Мотив семейных отношений, в которых цикл рождения и смерти оказывается парализован, развивает вторая часть спектакля, основанная на рассказе Ханны Кралль. Адам С. и его жена заботятся на самом деле о дибуке — ребенке, который уже давным-давно мертв. В свою очередь рождение их собственного ребенка иллюстрируется кинопроекцией, представляющей роды со всей их физиологической конкретикой. Варликовский, хотя и говорит о Катастрофе, избегает безжалостно-конкретных картин смерти. На их место он как бы подставляет травматическую картину рождения человека, лишая ее утверждающего посыла, который говорил бы о непрекращающемся цикле рождения и смерти. Стоит внимательно приглядеться к игре, какую Варликовский ведет с символическими образами этого цикла. Например, сцена предсвадебных приготовлений заключается у него в картине нескольких женщин, размещенных на сцене от самой молодой до самой пожилой: то, как они освещены (каждая из них замкнута в геометрическом кадре), заставляет, однако, думать скорее о смерти, нежели о продолжении жизни.
Подобно Антигоне, Лея тоже высказывает «потребность поиска новых путей». Силу ей придает верность желанию, отвергаемому обществом. Лея так же, как Антигона и Грейс, находится в позиции «второй смерти»: она уже мертва и желает смерти — в доказательство я приведу хотя бы ту картину, в которой Лея находится за прозрачным экраном, а ее лицо оказывается деформировано, как в стадии разложения после смерти. Лея не только уничтожает символическое пространство сообщества, но также призывает к его перестройке, расширению, открытию. Это не противоречит концепции Лакана, который идею «второй смерти» ассоциировал с образом нулевой точки, местом, где стираются существовавшие до сих пор значения. Но следующий шаг — то есть представление об обществе, которому удается деформировать универсальные законы, проходит уже под патронатом Батлер.

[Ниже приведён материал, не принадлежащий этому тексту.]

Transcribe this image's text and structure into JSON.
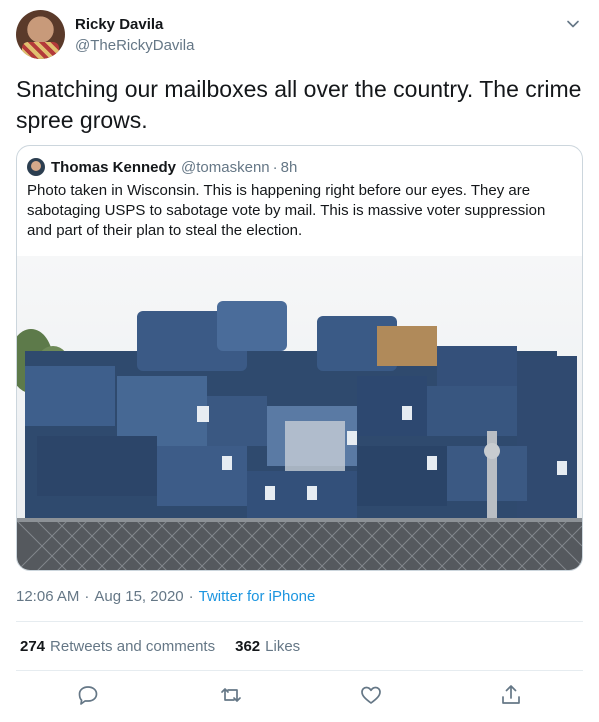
{
  "author": {
    "name": "Ricky Davila",
    "handle": "@TheRickyDavila"
  },
  "tweet_text": "Snatching our mailboxes all over the country. The crime spree grows.",
  "quoted": {
    "name": "Thomas Kennedy",
    "handle": "@tomaskenn",
    "separator": "·",
    "time": "8h",
    "text": "Photo taken in Wisconsin. This is happening right before our eyes. They are sabotaging USPS to sabotage vote by mail. This is massive voter suppression and part of their plan to steal the election."
  },
  "meta": {
    "time": "12:06 AM",
    "separator": "·",
    "date": "Aug 15, 2020",
    "source": "Twitter for iPhone"
  },
  "stats": {
    "retweets_count": "274",
    "retweets_label": "Retweets and comments",
    "likes_count": "362",
    "likes_label": "Likes"
  },
  "icons": {
    "chevron": "chevron-down-icon",
    "reply": "reply-icon",
    "retweet": "retweet-icon",
    "like": "heart-icon",
    "share": "share-icon"
  },
  "colors": {
    "text": "#14171a",
    "secondary": "#657786",
    "link": "#1b95e0",
    "border": "#ccd6dd"
  }
}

Два образа в трагедии Софокла особенно завораживают Лакана. Первый из них — это незахороненные останки Полиника — смердящие, разлагающиеся на солнце, растасканные собаками. Второй — Антигона, заживо замурованная в могильном склепе. В обоих случаях мы имеем дело с насилием над символикой смерти. К останкам Полиника относятся как к телу животного — и отнюдь не жертвенного. Его смерть должна быть лишена какого бы то ни было значения, перенесена на территорию голой и безжалостной природы. Антигона, захороненная заживо, лишает нас перспективы рождения новой жизни. Антигона оказывается на границе или же, скорее, становится границей символической системы. Наказ безоговорочной приверженности травме делает из нее самой ужасающий травматический объект («живого трупа»). И таким образом, как добавляет Джудит Батлер, театр в этом смысле — место, в котором мы видим захороненных заживо; в котором с нескрываемой завороженностью мы приглядываемся к тому, как неживое оживает. «В театре мы видим тех, кто захоронен заживо в могиле, мы видим, как мертвые двигаются, мы видим, как неодушевленное одушевляется»[931]
.Позволю себе сделать отчетливый вывод: Кшиштоф Варликовский произвел наиболее радикальный пересмотр мифа Антигоны в польской культуре — пересмотр, несомненно, кощунственный по отношению к каноническим и патриотическим версиям этого мифа. Он вызывает дух Антигоны, которая стремится к самодеструкции и смерти, чтобы столкнуть нас с памятью о Катастрофе. Тем самым он выводит нас с территории вымученных жестов, сентиментальных рефлексов, моральных деклараций. Он открывает ту точку, в которой опыт Катастрофы и сегодня ставит под вопрос существующую систему моральных правил — однако, по-другому, чем это было в поколении жертв, палачей и свидетелей. Память о Катастрофе, хотим мы этого или нет, вторглась на территорию коллективных и индивидуальных фантазмов (свидетельствуют об этом хотя бы упомянутые выше произведения Лилианы Кавани, Уильяма Стайрона, Сильвии Плат). А в театре Варликовского она, конечно, высвобождает перверсийный потенциал человеческого воображения и взывает к таким формам скорби, о которых мы еще не имеем понятия.
Но граница, отделяющая «человеческое» от «нечеловеческого», — та граница, что соответствует позиции Антигоны в трагедии Софокла, является не только радикально дислоцированным местом памяти. Она становится так же нулевой точкой, где желание Антигоны позволяет говорить о вещах, о которых до той поры не говорилось.